My friend Dan Foster voiced a theory about Robert F. Kennedy Jr. today that strikes me as particularly accurate. In response to a comment from the New York Times’s Ross Douthat giving credence to RFK’s belief that Lyme disease could be the result of a materially engineered bioweapon, he noted: “The reason I think Kennedy gets confirmed is because every single American agrees with him on one of his fringe things. He’s like the Captain Planet of kook.” This is the ultimate expression of voter antipathy toward traditional politicians, laid atop suspicions that everyone holds about something on the edge of appropriate discussion. It goes like this: “Well, yeah RFK’s probably wrong about X, and definitely about Y, but Z? He’s the only guy who tells the truth about Z!”
Democrats, seemingly unaware of this underlying effect, played almost entirely into the controversial nominee’s hands today. They diminished his expressed concerns about the Big Pharma-Big Government unity project and its works and created a series of moments that played to his benefit. Democrat senator Elizabeth Warren demanding he commit to not suing pharma companies or taking pharma money? RFK dismissed the idea that they would ever want to give him any. Catherine Cortez Masto getting into payment schemes teed up a clip-worthy rant against chronic disease. And Bernie Sanders demanding to know whether RFK stood by onesies sold by his non-profit prompted an outburst of laughter from Megyn Kelly in the second row.

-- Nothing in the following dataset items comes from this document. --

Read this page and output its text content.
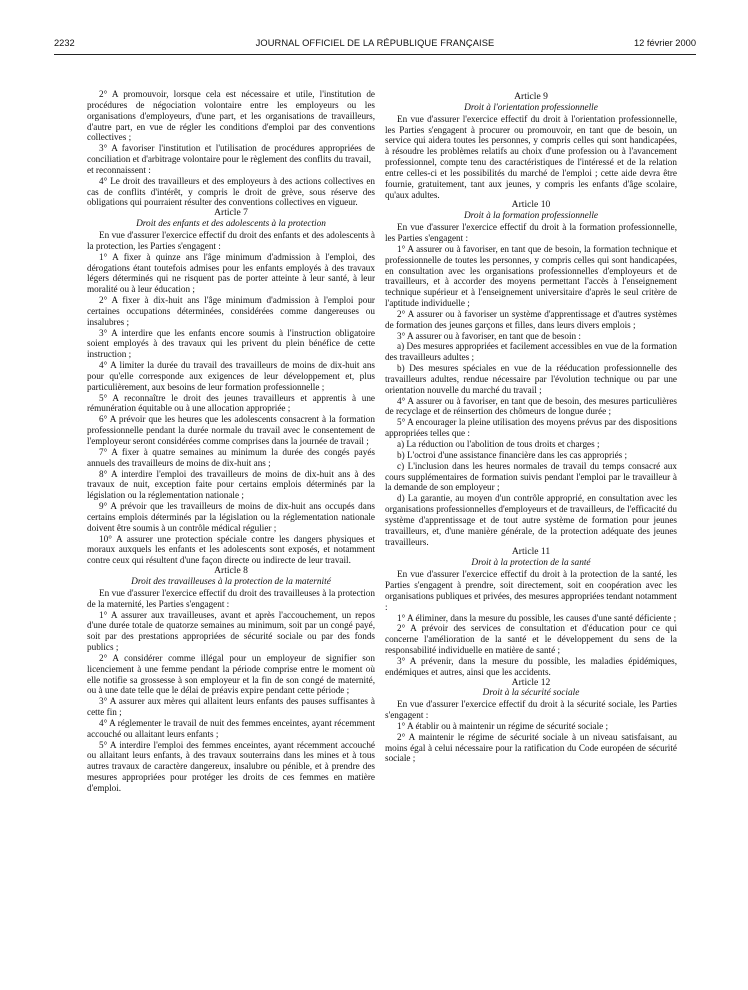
2232	JOURNAL OFFICIEL DE LA RÉPUBLIQUE FRANÇAISE	12 février 2000

2° A promouvoir, lorsque cela est nécessaire et utile, l'institution de procédures de négociation volontaire entre les employeurs ou les organisations d'employeurs, d'une part, et les organisations de travailleurs, d'autre part, en vue de régler les conditions d'emploi par des conventions collectives ;

3° A favoriser l'institution et l'utilisation de procédures appropriées de conciliation et d'arbitrage volontaire pour le règlement des conflits du travail,

et reconnaissent :

4° Le droit des travailleurs et des employeurs à des actions collectives en cas de conflits d'intérêt, y compris le droit de grève, sous réserve des obligations qui pourraient résulter des conventions collectives en vigueur.

Article 7

Droit des enfants et des adolescents à la protection

En vue d'assurer l'exercice effectif du droit des enfants et des adolescents à la protection, les Parties s'engagent :

1° A fixer à quinze ans l'âge minimum d'admission à l'emploi, des dérogations étant toutefois admises pour les enfants employés à des travaux légers déterminés qui ne risquent pas de porter atteinte à leur santé, à leur moralité ou à leur éducation ;

2° A fixer à dix-huit ans l'âge minimum d'admission à l'emploi pour certaines occupations déterminées, considérées comme dangereuses ou insalubres ;

3° A interdire que les enfants encore soumis à l'instruction obligatoire soient employés à des travaux qui les privent du plein bénéfice de cette instruction ;

4° A limiter la durée du travail des travailleurs de moins de dix-huit ans pour qu'elle corresponde aux exigences de leur développement et, plus particulièrement, aux besoins de leur formation professionnelle ;

5° A reconnaître le droit des jeunes travailleurs et apprentis à une rémunération équitable ou à une allocation appropriée ;

6° A prévoir que les heures que les adolescents consacrent à la formation professionnelle pendant la durée normale du travail avec le consentement de l'employeur seront considérées comme comprises dans la journée de travail ;

7° A fixer à quatre semaines au minimum la durée des congés payés annuels des travailleurs de moins de dix-huit ans ;

8° A interdire l'emploi des travailleurs de moins de dix-huit ans à des travaux de nuit, exception faite pour certains emplois déterminés par la législation ou la réglementation nationale ;

9° A prévoir que les travailleurs de moins de dix-huit ans occupés dans certains emplois déterminés par la législation ou la réglementation nationale doivent être soumis à un contrôle médical régulier ;

10° A assurer une protection spéciale contre les dangers physiques et moraux auxquels les enfants et les adolescents sont exposés, et notamment contre ceux qui résultent d'une façon directe ou indirecte de leur travail.

Article 8

Droit des travailleuses à la protection de la maternité

En vue d'assurer l'exercice effectif du droit des travailleuses à la protection de la maternité, les Parties s'engagent :

1° A assurer aux travailleuses, avant et après l'accouchement, un repos d'une durée totale de quatorze semaines au minimum, soit par un congé payé, soit par des prestations appropriées de sécurité sociale ou par des fonds publics ;

2° A considérer comme illégal pour un employeur de signifier son licenciement à une femme pendant la période comprise entre le moment où elle notifie sa grossesse à son employeur et la fin de son congé de maternité, ou à une date telle que le délai de préavis expire pendant cette période ;

3° A assurer aux mères qui allaitent leurs enfants des pauses suffisantes à cette fin ;

4° A réglementer le travail de nuit des femmes enceintes, ayant récemment accouché ou allaitant leurs enfants ;

5° A interdire l'emploi des femmes enceintes, ayant récemment accouché ou allaitant leurs enfants, à des travaux souterrains dans les mines et à tous autres travaux de caractère dangereux, insalubre ou pénible, et à prendre des mesures appropriées pour protéger les droits de ces femmes en matière d'emploi.

Article 9

Droit à l'orientation professionnelle

En vue d'assurer l'exercice effectif du droit à l'orientation professionnelle, les Parties s'engagent à procurer ou promouvoir, en tant que de besoin, un service qui aidera toutes les personnes, y compris celles qui sont handicapées, à résoudre les problèmes relatifs au choix d'une profession ou à l'avancement professionnel, compte tenu des caractéristiques de l'intéressé et de la relation entre celles-ci et les possibilités du marché de l'emploi ; cette aide devra être fournie, gratuitement, tant aux jeunes, y compris les enfants d'âge scolaire, qu'aux adultes.

Article 10

Droit à la formation professionnelle

En vue d'assurer l'exercice effectif du droit à la formation professionnelle, les Parties s'engagent :

1° A assurer ou à favoriser, en tant que de besoin, la formation technique et professionnelle de toutes les personnes, y compris celles qui sont handicapées, en consultation avec les organisations professionnelles d'employeurs et de travailleurs, et à accorder des moyens permettant l'accès à l'enseignement technique supérieur et à l'enseignement universitaire d'après le seul critère de l'aptitude individuelle ;

2° A assurer ou à favoriser un système d'apprentissage et d'autres systèmes de formation des jeunes garçons et filles, dans leurs divers emplois ;

3° A assurer ou à favoriser, en tant que de besoin :

a) Des mesures appropriées et facilement accessibles en vue de la formation des travailleurs adultes ;

b) Des mesures spéciales en vue de la rééducation professionnelle des travailleurs adultes, rendue nécessaire par l'évolution technique ou par une orientation nouvelle du marché du travail ;

4° A assurer ou à favoriser, en tant que de besoin, des mesures particulières de recyclage et de réinsertion des chômeurs de longue durée ;

5° A encourager la pleine utilisation des moyens prévus par des dispositions appropriées telles que :

a) La réduction ou l'abolition de tous droits et charges ;

b) L'octroi d'une assistance financière dans les cas appropriés ;

c) L'inclusion dans les heures normales de travail du temps consacré aux cours supplémentaires de formation suivis pendant l'emploi par le travailleur à la demande de son employeur ;

d) La garantie, au moyen d'un contrôle approprié, en consultation avec les organisations professionnelles d'employeurs et de travailleurs, de l'efficacité du système d'apprentissage et de tout autre système de formation pour jeunes travailleurs, et, d'une manière générale, de la protection adéquate des jeunes travailleurs.

Article 11

Droit à la protection de la santé

En vue d'assurer l'exercice effectif du droit à la protection de la santé, les Parties s'engagent à prendre, soit directement, soit en coopération avec les organisations publiques et privées, des mesures appropriées tendant notamment :

1° A éliminer, dans la mesure du possible, les causes d'une santé déficiente ;

2° A prévoir des services de consultation et d'éducation pour ce qui concerne l'amélioration de la santé et le développement du sens de la responsabilité individuelle en matière de santé ;

3° A prévenir, dans la mesure du possible, les maladies épidémiques, endémiques et autres, ainsi que les accidents.

Article 12

Droit à la sécurité sociale

En vue d'assurer l'exercice effectif du droit à la sécurité sociale, les Parties s'engagent :

1° A établir ou à maintenir un régime de sécurité sociale ;

2° A maintenir le régime de sécurité sociale à un niveau satisfaisant, au moins égal à celui nécessaire pour la ratification du Code européen de sécurité sociale ;
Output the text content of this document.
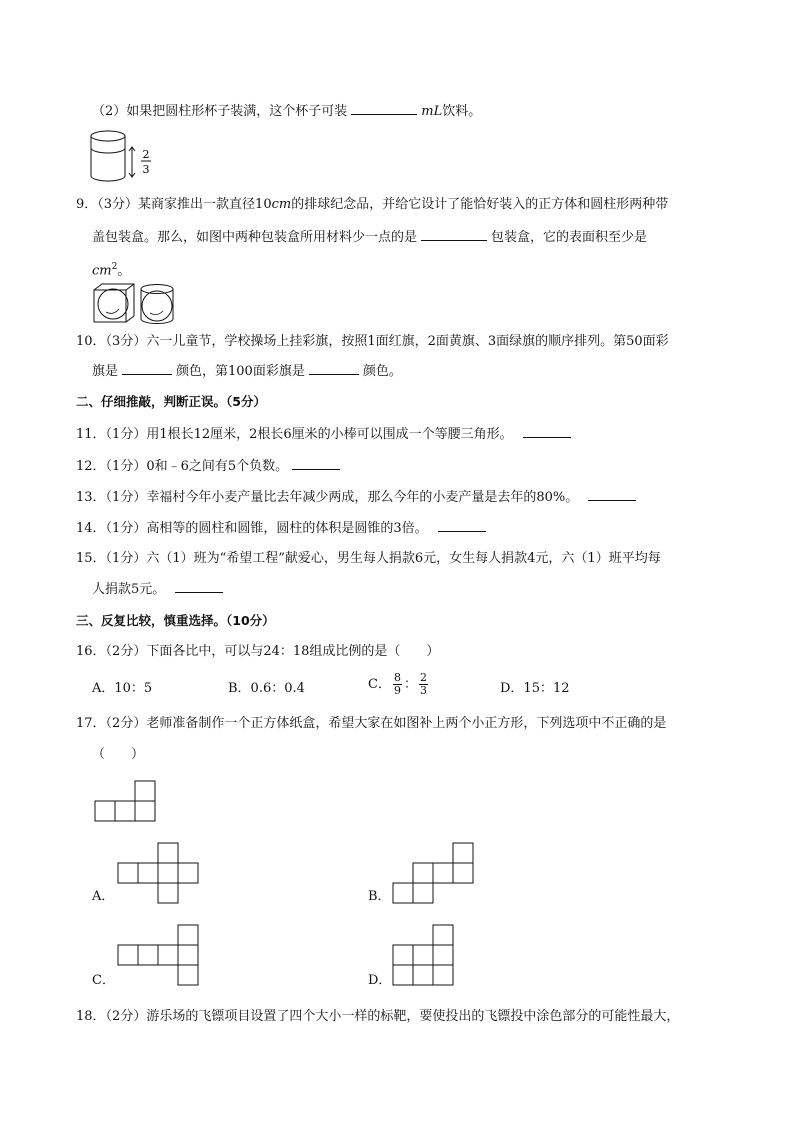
（2）如果把圆柱形杯子装满，这个杯子可装	mL饮料。
2
3
9．（3分）某商家推出一款直径10cm的排球纪念品，并给它设计了能恰好装入的正方体和圆柱形两种带
盖包装盒。那么，如图中两种包装盒所用材料少一点的是	包装盒，它的表面积至少是
$cm^2$。
10．（3分）六一儿童节，学校操场上挂彩旗，按照1面红旗，2面黄旗、3面绿旗的顺序排列。第50面彩
旗是	颜色，第100面彩旗是	颜色。
二、仔细推敲，判断正误。（5分）
11．（1分）用1根长12厘米，2根长6厘米的小棒可以围成一个等腰三角形。
12．（1分）0和﹣6之间有5个负数。
13．（1分）幸福村今年小麦产量比去年减少两成，那么今年的小麦产量是去年的80%。
14．（1分）高相等的圆柱和圆锥，圆柱的体积是圆锥的3倍。
15．（1分）六（1）班为“希望工程”献爱心，男生每人捐款6元，女生每人捐款4元，六（1）班平均每
人捐款5元。
三、反复比较，慎重选择。（10分）
16．（2分）下面各比中，可以与24：18组成比例的是（　　）
A．10：5	B．0.6：0.4	C． $\frac{8}{9}$ ： $\frac{2}{3}$	D．15：12
17．（2分）老师准备制作一个正方体纸盒，希望大家在如图补上两个小正方形，下列选项中不正确的是
（　　）
A．	B．
C．	D．
18．（2分）游乐场的飞镖项目设置了四个大小一样的标靶，要使投出的飞镖投中涂色部分的可能性最大，
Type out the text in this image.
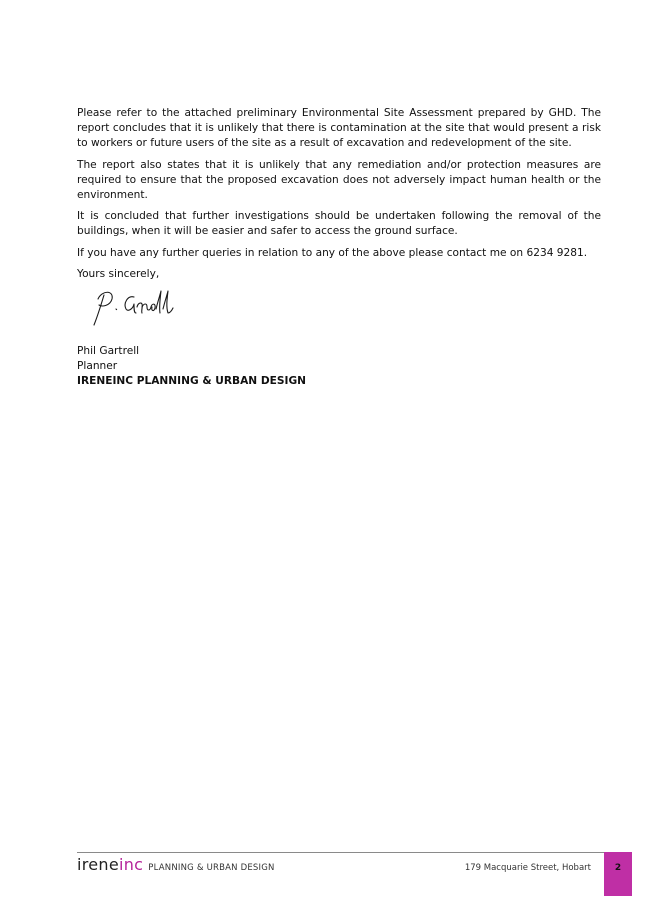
Please refer to the attached preliminary Environmental Site Assessment prepared by GHD. The report concludes that it is unlikely that there is contamination at the site that would present a risk to workers or future users of the site as a result of excavation and redevelopment of the site.

The report also states that it is unlikely that any remediation and/or protection measures are required to ensure that the proposed excavation does not adversely impact human health or the environment.

It is concluded that further investigations should be undertaken following the removal of the buildings, when it will be easier and safer to access the ground surface.

If you have any further queries in relation to any of the above please contact me on 6234 9281.

Yours sincerely,

Phil Gartrell
Planner
IRENEINC PLANNING & URBAN DESIGN
irene inc PLANNING & URBAN DESIGN	179 Macquarie Street, Hobart	2
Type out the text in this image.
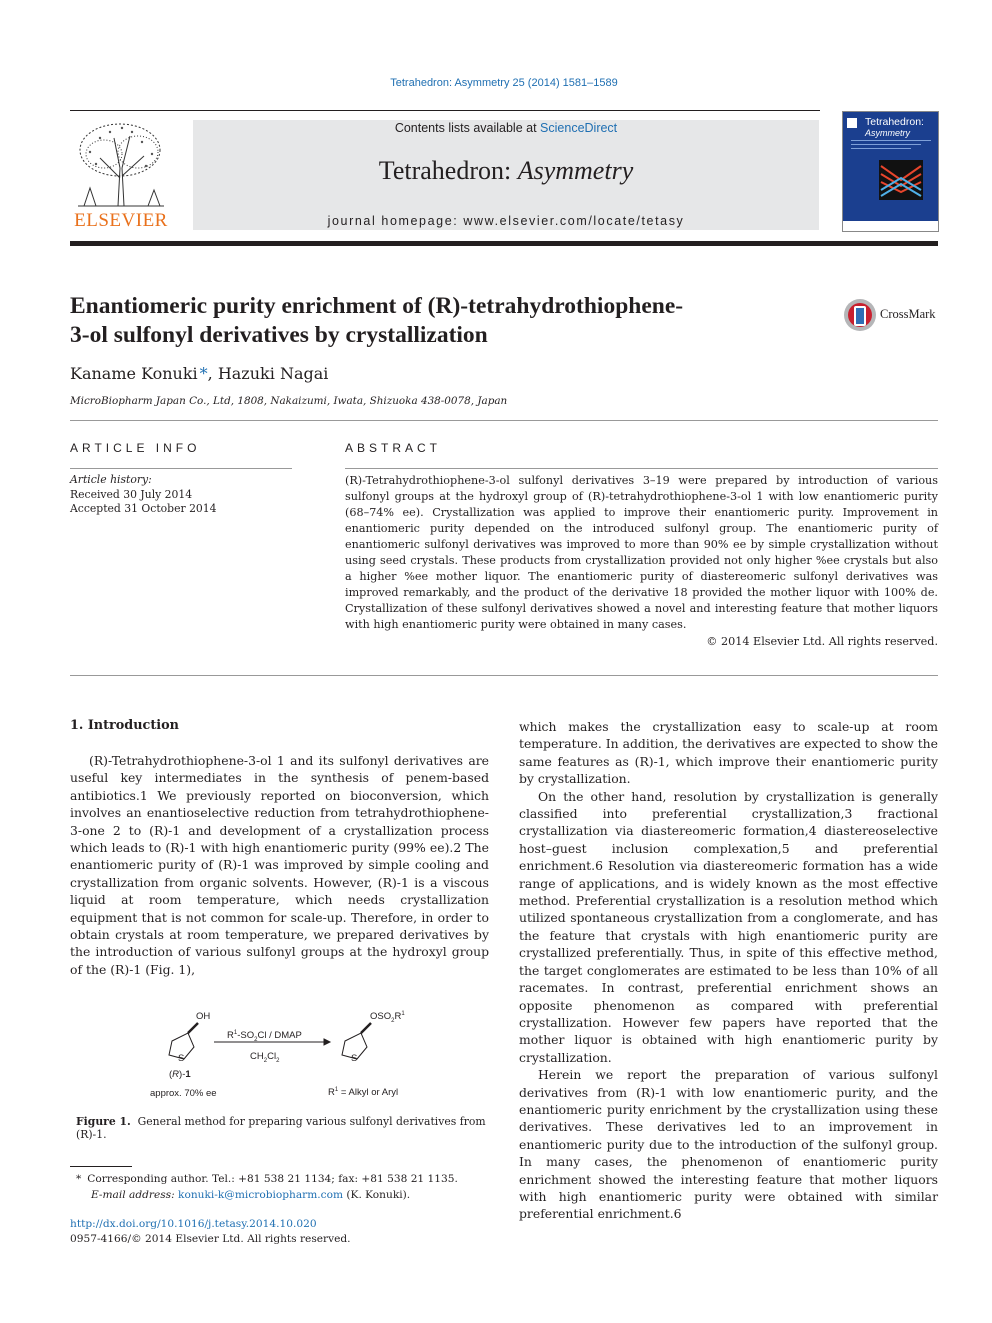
Tetrahedron: Asymmetry 25 (2014) 1581–1589
ELSEVIER
Contents lists available at ScienceDirect
Tetrahedron: Asymmetry
journal homepage: www.elsevier.com/locate/tetasy
Tetrahedron:
Asymmetry
Enantiomeric purity enrichment of (R)-tetrahydrothiophene-
3-ol sulfonyl derivatives by crystallization
CrossMark
Kaname Konuki *, Hazuki Nagai
MicroBiopharm Japan Co., Ltd, 1808, Nakaizumi, Iwata, Shizuoka 438-0078, Japan
ARTICLE INFO
Article history:
Received 30 July 2014
Accepted 31 October 2014
ABSTRACT

(R)-Tetrahydrothiophene-3-ol sulfonyl derivatives 3–19 were prepared by introduction of various sulfonyl groups at the hydroxyl group of (R)-tetrahydrothiophene-3-ol 1 with low enantiomeric purity (68–74% ee). Crystallization was applied to improve their enantiomeric purity. Improvement in enantiomeric purity depended on the introduced sulfonyl group. The enantiomeric purity of enantiomeric sulfonyl derivatives was improved to more than 90% ee by simple crystallization without using seed crystals. These products from crystallization provided not only higher %ee crystals but also a higher %ee mother liquor. The enantiomeric purity of diastereomeric sulfonyl derivatives was improved remarkably, and the product of the derivative 18 provided the mother liquor with 100% de. Crystallization of these sulfonyl derivatives showed a novel and interesting feature that mother liquors with high enantiomeric purity were obtained in many cases.

© 2014 Elsevier Ltd. All rights reserved.
1. Introduction

(R)-Tetrahydrothiophene-3-ol 1 and its sulfonyl derivatives are useful key intermediates in the synthesis of penem-based antibiotics.1 We previously reported on bioconversion, which involves an enantioselective reduction from tetrahydrothiophene-3-one 2 to (R)-1 and development of a crystallization process which leads to (R)-1 with high enantiomeric purity (99% ee).2 The enantiomeric purity of (R)-1 was improved by simple cooling and crystallization from organic solvents. However, (R)-1 is a viscous liquid at room temperature, which needs crystallization equipment that is not common for scale-up. Therefore, in order to obtain crystals at room temperature, we prepared derivatives by the introduction of various sulfonyl groups at the hydroxyl group of the (R)-1 (Fig. 1),

OH
S
$R^1-SO_2Cl$ / DMAP
$CH_2Cl_2$
$OSO_2R^1$
S
(R)-1
approx. 70% ee	$R^1$ = Alkyl or Aryl
Figure 1. General method for preparing various sulfonyl derivatives from (R)-1.
* Corresponding author. Tel.: +81 538 21 1134; fax: +81 538 21 1135.
E-mail address: konuki-k@microbiopharm.com (K. Konuki).
http://dx.doi.org/10.1016/j.tetasy.2014.10.020
0957-4166/© 2014 Elsevier Ltd. All rights reserved.

which makes the crystallization easy to scale-up at room temperature. In addition, the derivatives are expected to show the same features as (R)-1, which improve their enantiomeric purity by crystallization.

On the other hand, resolution by crystallization is generally classified into preferential crystallization,3 fractional crystallization via diastereomeric formation,4 diastereoselective host–guest inclusion complexation,5 and preferential enrichment.6 Resolution via diastereomeric formation has a wide range of applications, and is widely known as the most effective method. Preferential crystallization is a resolution method which utilized spontaneous crystallization from a conglomerate, and has the feature that crystals with high enantiomeric purity are crystallized preferentially. Thus, in spite of this effective method, the target conglomerates are estimated to be less than 10% of all racemates. In contrast, preferential enrichment shows an opposite phenomenon as compared with preferential crystallization. However few papers have reported that the mother liquor is obtained with high enantiomeric purity by crystallization.

Herein we report the preparation of various sulfonyl derivatives from (R)-1 with low enantiomeric purity, and the enantiomeric purity enrichment by the crystallization using these derivatives. These derivatives led to an improvement in enantiomeric purity due to the introduction of the sulfonyl group. In many cases, the phenomenon of enantiomeric purity enrichment showed the interesting feature that mother liquors with high enantiomeric purity were obtained with similar preferential enrichment.6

There are numerous justifiable reasons to go after RFK as HHS secretary, but this isn’t it. The much bigger issue is that HHS is a job that traditionally is much more about the reform of the most massive systems in the federal government, and Kennedy showed little knowledge about how they work and gave away less about his (or the Trump teams’) plans for reform of Medicaid and Medicare. The prospect of RFK and Dr. Mehmet Oz at HHS and CMS respectively is not a scene that suggests a fully versed, policy heavy approach to reform of entities that have resisted it for decades.
But as committee hearing performances go, RFK came off as authentic and mounted capable defenses against the numerous accusations based off of podcast interviews and public statements going back decades. His supporters were out in force, repeatedly laughing and commenting from behind him to the frustration of the chairman. No Republican who already supported Kennedy would look at this hearing today and find a reason to change their mind — and for him, that will almost certainly be enough to get him over the threshold on the Senate floor. What comes next, no one can say — but we can be sure he’s definitely going to focus on Z, whatever Z is for you.